Succinivibrio

Scientific classification
- Domain: Bacteria
- Kingdom: Pseudomonadati
- Phylum: Pseudomonadota
- Class: Gammaproteobacteria
- Order: Aeromonadales
- Family: Succinivibrionaceae
- Genus: Succinivibrio Bryant and Small 1956 (Approved Lists 1980)
- Type species: Succinivibrio dextrinosolvens Bryant and Small 1956 (Approved Lists 1980)
- Species: S. dextrinosolvens; S. faecicola;

= Succinivibrio =

Genus of anaerobic bacteria

Succinivibrio is a genus of Gram-negative, anaerobic, curved or helical rod-shaped bacteria in the family Succinivibrionaceae. The type species, Succinivibrio dextrinosolvens, was originally isolated from the rumen of cattle.

==Taxonomy==
Succinivibrio is the type genus of the family Succinivibrionaceae. Its name combines a reference to succinic acid with the Neo-Latin term vibrio, referring to a curved, motile bacterial cell.

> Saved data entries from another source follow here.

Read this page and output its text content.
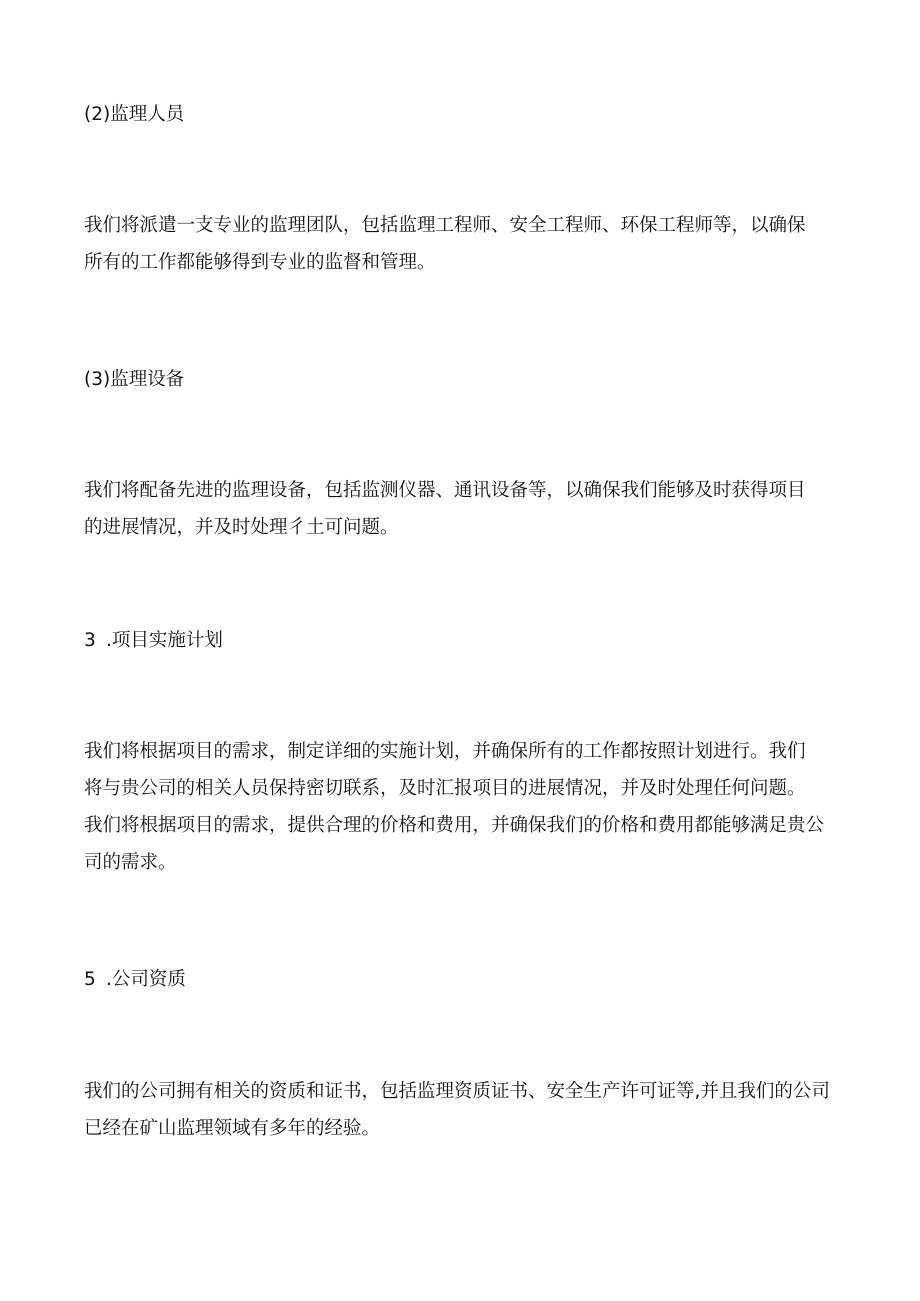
(2)监理人员
我们将派遣一支专业的监理团队，包括监理工程师、安全工程师、环保工程师等，以确保
所有的工作都能够得到专业的监督和管理。
(3)监理设备
我们将配备先进的监理设备，包括监测仪器、通讯设备等，以确保我们能够及时获得项目
的进展情况，并及时处理彳土可问题。
3 .项目实施计划
我们将根据项目的需求，制定详细的实施计划，并确保所有的工作都按照计划进行。我们
将与贵公司的相关人员保持密切联系，及时汇报项目的进展情况，并及时处理任何问题。
我们将根据项目的需求，提供合理的价格和费用，并确保我们的价格和费用都能够满足贵公
司的需求。
5 .公司资质
我们的公司拥有相关的资质和证书，包括监理资质证书、安全生产许可证等,并且我们的公司
已经在矿山监理领域有多年的经验。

LPSN recognizes two species with validly published and correct names.

==Characteristics==
S. dextrinosolvens ferments glucose to products including succinate, acetate, and lactate. The proportions of these fermentation products vary with growth rate and culture conditions. Carbon dioxide can be incorporated into metabolic intermediates during succinate formation.

S. faecicola is an obligately anaerobic, non-motile, and non-spore-forming helical rod. Its type strain was isolated from cow feces. It ferments glucose, maltose, xylose, and arabinose, with succinate as the principal product of glucose fermentation.